First, in terms of qubit efficiency, our protocol has advantages over the existing SQPC protocols. From Table 3, it is apparent that the qubit efficiency of the proposed protocol is far greater than that of the previous SQPC protocols. Note that the protocols in Refs. [58,59,60, 62] additionally use the SQKD protocol to generate the pre-shared key, which increases the total number of transmitted qubits and thus, decreases the qubit efficiency. For example, the SQKD protocol [46] used in Refs. [59, 62] requires 24 qubits and 16 bits to generate one key.

Second, our protocol has advantages over the existing SQPC protocols in terms of quantum resource. The entanglement resource and pre-shared key are unnecessary for our protocol, while they are usually required in the previous SQPC protocols. More precisely, the entanglement resource is required in the protocols [57,58,59, 61, 62], and the pre-shared key is required in the protocols [58,59,60, 62]. Moreover, our protocol adopts the circular transmission mode, while other SQPC protocols adopt the distributed transmission mode. Compared with distributed transmission mode, the circular transmission mode has the merits of reducing resource consumption [8].

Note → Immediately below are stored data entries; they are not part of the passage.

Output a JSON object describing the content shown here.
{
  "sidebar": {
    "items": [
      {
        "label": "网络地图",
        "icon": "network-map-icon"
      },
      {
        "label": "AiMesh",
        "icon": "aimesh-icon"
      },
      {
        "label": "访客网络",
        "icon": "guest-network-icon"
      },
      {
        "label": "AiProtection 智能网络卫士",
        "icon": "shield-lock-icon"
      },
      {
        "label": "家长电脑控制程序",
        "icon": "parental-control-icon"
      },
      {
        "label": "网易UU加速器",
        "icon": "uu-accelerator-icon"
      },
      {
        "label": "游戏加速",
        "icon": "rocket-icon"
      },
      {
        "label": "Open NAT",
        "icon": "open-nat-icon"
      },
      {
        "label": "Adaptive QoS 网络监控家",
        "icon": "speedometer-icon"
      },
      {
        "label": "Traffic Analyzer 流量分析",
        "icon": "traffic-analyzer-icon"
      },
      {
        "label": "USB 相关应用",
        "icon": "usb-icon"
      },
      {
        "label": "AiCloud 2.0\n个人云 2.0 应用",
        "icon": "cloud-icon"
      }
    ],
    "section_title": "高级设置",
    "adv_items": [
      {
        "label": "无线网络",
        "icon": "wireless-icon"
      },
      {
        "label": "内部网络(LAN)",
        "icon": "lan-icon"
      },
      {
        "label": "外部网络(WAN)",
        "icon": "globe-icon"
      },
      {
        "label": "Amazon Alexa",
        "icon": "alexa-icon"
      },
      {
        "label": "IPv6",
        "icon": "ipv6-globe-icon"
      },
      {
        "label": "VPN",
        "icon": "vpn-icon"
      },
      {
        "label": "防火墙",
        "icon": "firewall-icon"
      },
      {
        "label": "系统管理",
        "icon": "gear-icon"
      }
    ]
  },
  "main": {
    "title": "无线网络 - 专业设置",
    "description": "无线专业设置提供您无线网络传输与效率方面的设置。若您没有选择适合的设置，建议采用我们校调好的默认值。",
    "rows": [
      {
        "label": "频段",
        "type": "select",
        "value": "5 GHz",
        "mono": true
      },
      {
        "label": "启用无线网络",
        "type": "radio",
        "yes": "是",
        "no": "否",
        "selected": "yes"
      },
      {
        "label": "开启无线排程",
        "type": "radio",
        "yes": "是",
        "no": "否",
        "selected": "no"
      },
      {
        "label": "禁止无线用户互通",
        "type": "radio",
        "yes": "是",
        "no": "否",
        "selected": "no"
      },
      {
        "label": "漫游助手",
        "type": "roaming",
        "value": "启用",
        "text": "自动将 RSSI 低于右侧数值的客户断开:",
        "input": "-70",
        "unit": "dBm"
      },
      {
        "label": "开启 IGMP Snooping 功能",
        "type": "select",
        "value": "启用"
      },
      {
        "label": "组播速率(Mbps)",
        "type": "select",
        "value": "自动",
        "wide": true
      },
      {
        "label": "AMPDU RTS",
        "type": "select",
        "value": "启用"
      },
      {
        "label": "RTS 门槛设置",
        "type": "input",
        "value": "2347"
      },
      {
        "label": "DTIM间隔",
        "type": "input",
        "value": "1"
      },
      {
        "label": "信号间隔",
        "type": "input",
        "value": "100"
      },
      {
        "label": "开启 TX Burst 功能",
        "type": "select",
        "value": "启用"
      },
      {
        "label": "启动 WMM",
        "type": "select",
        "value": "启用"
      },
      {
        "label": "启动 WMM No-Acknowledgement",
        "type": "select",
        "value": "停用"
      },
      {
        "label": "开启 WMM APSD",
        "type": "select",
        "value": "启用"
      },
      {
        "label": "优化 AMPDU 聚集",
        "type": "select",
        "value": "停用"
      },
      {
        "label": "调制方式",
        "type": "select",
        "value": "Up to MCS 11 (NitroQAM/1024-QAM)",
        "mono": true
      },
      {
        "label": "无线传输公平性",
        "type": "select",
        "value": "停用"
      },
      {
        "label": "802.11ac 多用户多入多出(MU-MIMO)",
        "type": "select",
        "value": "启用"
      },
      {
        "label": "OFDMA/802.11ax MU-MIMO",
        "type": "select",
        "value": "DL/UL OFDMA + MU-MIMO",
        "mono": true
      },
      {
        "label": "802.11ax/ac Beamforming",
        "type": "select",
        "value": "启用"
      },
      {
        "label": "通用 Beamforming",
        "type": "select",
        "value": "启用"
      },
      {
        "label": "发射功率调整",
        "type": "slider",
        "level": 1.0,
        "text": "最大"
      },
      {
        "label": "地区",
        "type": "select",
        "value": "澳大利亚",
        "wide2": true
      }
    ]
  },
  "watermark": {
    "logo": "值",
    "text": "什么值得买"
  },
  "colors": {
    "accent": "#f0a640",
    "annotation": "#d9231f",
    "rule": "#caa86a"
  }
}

Third, our protocol can be extended to the multi-party case, which can accomplish arbitrary pair’s comparison of equality among \(n(n\ge 2)\) classical participants. However, all of the existing SQPC protocol can only compare the equality of two classical participants’ secrets and cannot be extended to the multi-party case. Therefore, our protocol has advantages over the existing SQPC protocols in terms of flexibility.

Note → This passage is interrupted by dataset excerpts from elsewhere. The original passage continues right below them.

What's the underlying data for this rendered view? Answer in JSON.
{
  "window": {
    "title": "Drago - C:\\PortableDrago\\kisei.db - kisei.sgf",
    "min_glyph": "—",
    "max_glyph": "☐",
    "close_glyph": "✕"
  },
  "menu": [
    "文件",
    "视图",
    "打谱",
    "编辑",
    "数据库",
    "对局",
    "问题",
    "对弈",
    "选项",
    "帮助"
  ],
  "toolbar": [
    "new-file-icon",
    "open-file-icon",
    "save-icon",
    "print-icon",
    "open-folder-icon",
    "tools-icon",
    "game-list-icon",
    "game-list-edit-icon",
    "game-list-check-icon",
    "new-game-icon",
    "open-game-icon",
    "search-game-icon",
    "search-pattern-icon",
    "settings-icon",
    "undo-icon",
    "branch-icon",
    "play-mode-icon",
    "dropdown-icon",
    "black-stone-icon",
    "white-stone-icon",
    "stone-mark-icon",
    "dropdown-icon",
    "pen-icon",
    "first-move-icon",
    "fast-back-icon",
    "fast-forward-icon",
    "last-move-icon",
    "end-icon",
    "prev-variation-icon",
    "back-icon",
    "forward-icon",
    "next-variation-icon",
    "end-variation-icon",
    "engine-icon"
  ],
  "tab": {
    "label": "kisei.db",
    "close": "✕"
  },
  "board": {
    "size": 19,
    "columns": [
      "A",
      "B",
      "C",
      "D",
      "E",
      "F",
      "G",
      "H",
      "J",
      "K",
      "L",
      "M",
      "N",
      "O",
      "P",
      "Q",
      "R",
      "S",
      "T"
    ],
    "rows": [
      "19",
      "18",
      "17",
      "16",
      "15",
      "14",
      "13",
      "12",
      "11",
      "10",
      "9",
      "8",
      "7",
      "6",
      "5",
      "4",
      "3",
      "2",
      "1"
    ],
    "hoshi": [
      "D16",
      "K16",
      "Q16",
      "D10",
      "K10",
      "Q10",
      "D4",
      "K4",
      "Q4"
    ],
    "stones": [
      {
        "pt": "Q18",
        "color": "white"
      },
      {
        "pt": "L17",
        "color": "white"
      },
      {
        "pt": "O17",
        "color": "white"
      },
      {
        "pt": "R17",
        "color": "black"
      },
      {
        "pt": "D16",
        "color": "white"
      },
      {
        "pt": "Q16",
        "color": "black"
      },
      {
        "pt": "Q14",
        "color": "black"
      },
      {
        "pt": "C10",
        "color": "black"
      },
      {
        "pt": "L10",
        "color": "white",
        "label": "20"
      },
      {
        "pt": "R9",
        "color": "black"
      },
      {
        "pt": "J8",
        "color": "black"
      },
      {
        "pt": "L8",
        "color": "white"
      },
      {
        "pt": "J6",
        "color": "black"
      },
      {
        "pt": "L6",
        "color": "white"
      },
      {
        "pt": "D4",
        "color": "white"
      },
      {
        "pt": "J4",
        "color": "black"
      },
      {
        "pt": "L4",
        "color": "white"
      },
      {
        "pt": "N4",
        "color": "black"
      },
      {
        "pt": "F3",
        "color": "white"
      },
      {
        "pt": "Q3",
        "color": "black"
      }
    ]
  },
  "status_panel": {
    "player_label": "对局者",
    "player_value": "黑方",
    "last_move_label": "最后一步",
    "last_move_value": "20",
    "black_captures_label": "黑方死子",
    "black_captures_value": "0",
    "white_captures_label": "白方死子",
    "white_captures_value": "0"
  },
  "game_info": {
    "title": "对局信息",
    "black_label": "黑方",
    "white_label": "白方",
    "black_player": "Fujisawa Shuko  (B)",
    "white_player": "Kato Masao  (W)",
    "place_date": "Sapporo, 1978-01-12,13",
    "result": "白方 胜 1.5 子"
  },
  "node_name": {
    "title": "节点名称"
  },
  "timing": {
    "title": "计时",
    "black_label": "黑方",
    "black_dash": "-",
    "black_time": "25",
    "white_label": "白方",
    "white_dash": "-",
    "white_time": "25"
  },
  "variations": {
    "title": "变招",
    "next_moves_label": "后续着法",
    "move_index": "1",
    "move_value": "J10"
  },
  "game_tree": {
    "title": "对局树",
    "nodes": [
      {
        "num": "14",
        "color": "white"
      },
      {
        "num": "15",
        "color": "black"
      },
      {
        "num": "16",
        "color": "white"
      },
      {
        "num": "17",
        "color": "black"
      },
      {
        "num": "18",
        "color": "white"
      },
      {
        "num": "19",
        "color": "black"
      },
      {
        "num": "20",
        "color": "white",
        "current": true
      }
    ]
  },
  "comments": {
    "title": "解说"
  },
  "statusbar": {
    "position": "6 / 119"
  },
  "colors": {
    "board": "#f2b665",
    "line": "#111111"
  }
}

In particular, we give a detailed comparison between the proposed protocol and the protocols in Refs. [59, 61]. Due to adopting the circular transmission mode, our protocol can be extended to the multi-party case. However, the protocols in Refs. [59, 61] adopt the distributed transmission mode and are only applicable to the two-party case. The entanglement resource and pre-shared key are unnecessary in our protocol, while they are both required in Ref. [59], entanglement resource (Bell state measurement) is required in Ref. [61] as well. By using the calculation described above, the qubit efficiency of Refs. [59, 61] is \(\frac{2L}{52L+1}\), which is significantly lower than that of our protocol. Besides, Yan et al. [62] found a security hole in the protocol of Ref. [59], which cannot resist the intercept-resend attack. Obviously, our protocol is superior to Refs. [59, 61] in qubit efficiency, quantum resource, and flexibility.

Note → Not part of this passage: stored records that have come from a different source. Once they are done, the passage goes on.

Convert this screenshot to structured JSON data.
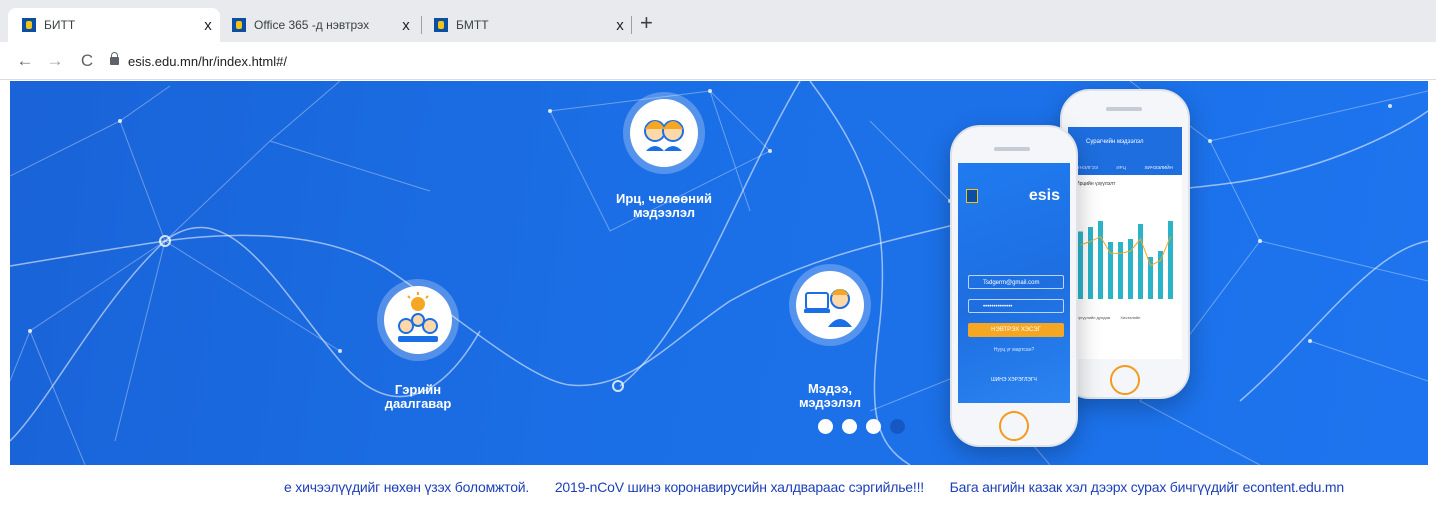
{
  "browser": {
    "tabs": [
      {
        "title": "БИТТ",
        "close": "x",
        "active": true
      },
      {
        "title": "Office 365 -д нэвтрэх",
        "close": "x",
        "active": false
      },
      {
        "title": "БМТТ",
        "close": "x",
        "active": false
      }
    ],
    "new_tab": "+",
    "nav": {
      "back": "←",
      "forward": "→",
      "reload": "C"
    },
    "url": "esis.edu.mn/hr/index.html#/"
  },
  "hero": {
    "features": [
      {
        "label": "Ирц, чөлөөний\nмэдээлэл",
        "icon": "students-icon"
      },
      {
        "label": "Гэрийн\nдаалгавар",
        "icon": "homework-icon"
      },
      {
        "label": "Мэдээ,\nмэдээлэл",
        "icon": "news-icon"
      }
    ],
    "carousel": {
      "count": 4,
      "active_index": 3
    },
    "login_phone": {
      "brand": "esis",
      "email": "Tsdgerm@gmail.com",
      "password": "••••••••••••••",
      "login_button": "НЭВТРЭХ ХЭСЭГ",
      "forgot": "Нууц үг мартсан?",
      "footer": "ШИНЭ ХЭРЭГЛЭГЧ"
    },
    "attendance_phone": {
      "title": "Сурагчийн мэдээлэл",
      "tabs": [
        "ҮНЭЛГЭЭ",
        "ИРЦ",
        "ХИЧЭЭЛИЙН"
      ],
      "chart_title": "Ирцийн үзүүлэлт",
      "legend": [
        "Сургуулийн дундаж",
        "Хичээлийн"
      ],
      "bar_values": [
        45,
        48,
        52,
        38,
        38,
        40,
        50,
        28,
        32,
        52
      ]
    }
  },
  "ticker": {
    "items": [
      "е хичээлүүдийг нөхөн үзэх боломжтой.",
      "2019-nCoV шинэ коронавирусийн халдвараас сэргийлье!!!",
      "Бага ангийн казак хэл дээрх сурах бичгүүдийг econtent.edu.mn"
    ]
  },
  "colors": {
    "banner": "#1b6fe6",
    "accent_orange": "#f5a623",
    "ticker_text": "#1d3fb8"
  }
}
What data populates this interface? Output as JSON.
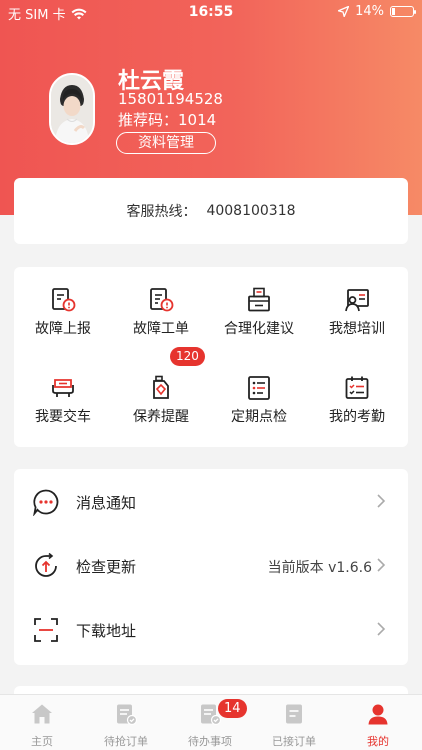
{
  "status_bar": {
    "carrier": "无 SIM 卡",
    "time": "16:55",
    "battery": "14%",
    "battery_level": 0.14
  },
  "profile": {
    "name": "杜云霞",
    "phone": "15801194528",
    "ref_code": "推荐码：1014",
    "manage_button": "资料管理"
  },
  "hotline": {
    "label": "客服热线：",
    "number": "4008100318"
  },
  "grid": [
    {
      "label": "故障上报",
      "icon": "fault-report-icon"
    },
    {
      "label": "故障工单",
      "icon": "fault-order-icon"
    },
    {
      "label": "合理化建议",
      "icon": "suggestion-box-icon"
    },
    {
      "label": "我想培训",
      "icon": "training-icon"
    },
    {
      "label": "我要交车",
      "icon": "vehicle-return-icon"
    },
    {
      "label": "保养提醒",
      "icon": "maintenance-bottle-icon",
      "badge": "120"
    },
    {
      "label": "定期点检",
      "icon": "checklist-icon"
    },
    {
      "label": "我的考勤",
      "icon": "attendance-calendar-icon"
    }
  ],
  "menu": [
    {
      "label": "消息通知",
      "icon": "message-bubble-icon",
      "right": ""
    },
    {
      "label": "检查更新",
      "icon": "update-arrow-icon",
      "right": "当前版本 v1.6.6"
    },
    {
      "label": "下载地址",
      "icon": "scan-frame-icon",
      "right": ""
    }
  ],
  "tabs": [
    {
      "label": "主页",
      "icon": "home-icon"
    },
    {
      "label": "待抢订单",
      "icon": "grab-order-icon"
    },
    {
      "label": "待办事项",
      "icon": "todo-icon",
      "badge": "14"
    },
    {
      "label": "已接订单",
      "icon": "accepted-order-icon"
    },
    {
      "label": "我的",
      "icon": "profile-icon",
      "active": true
    }
  ],
  "colors": {
    "accent": "#e6342e",
    "header_start": "#ef5552",
    "header_end": "#f68a66"
  }
}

Table 3 Comparison between our protocol and the similar SQPC protocols
Full size table

6 Conclusion

In this paper, an efficient semi-quantum private comparison protocol based on single-particle states has been presented. With the help of a semi-honest TP, the classical participants can compare the equality of their private information without leaking them. Due to the use of single-particle states and circular transmission mode, the qubit efficiency of our protocol is much higher than that of all existing SQPC protocols. The entanglement resource and pre-shared key are unnecessary in our protocol, while they are usually required in previous SQPC protocols. Moreover, our protocol can be extended to the multi-party case, which can accomplish arbitrary pair’s comparison of equality among \(n (n\ge 2)\) classical participants. Obviously, our protocol has advantages over the existing ones in terms of qubit efficiency, quantum resource, and flexibility. Finally, we validate that the proposed SQPC protocol can resist both the outside attack and the inside attack.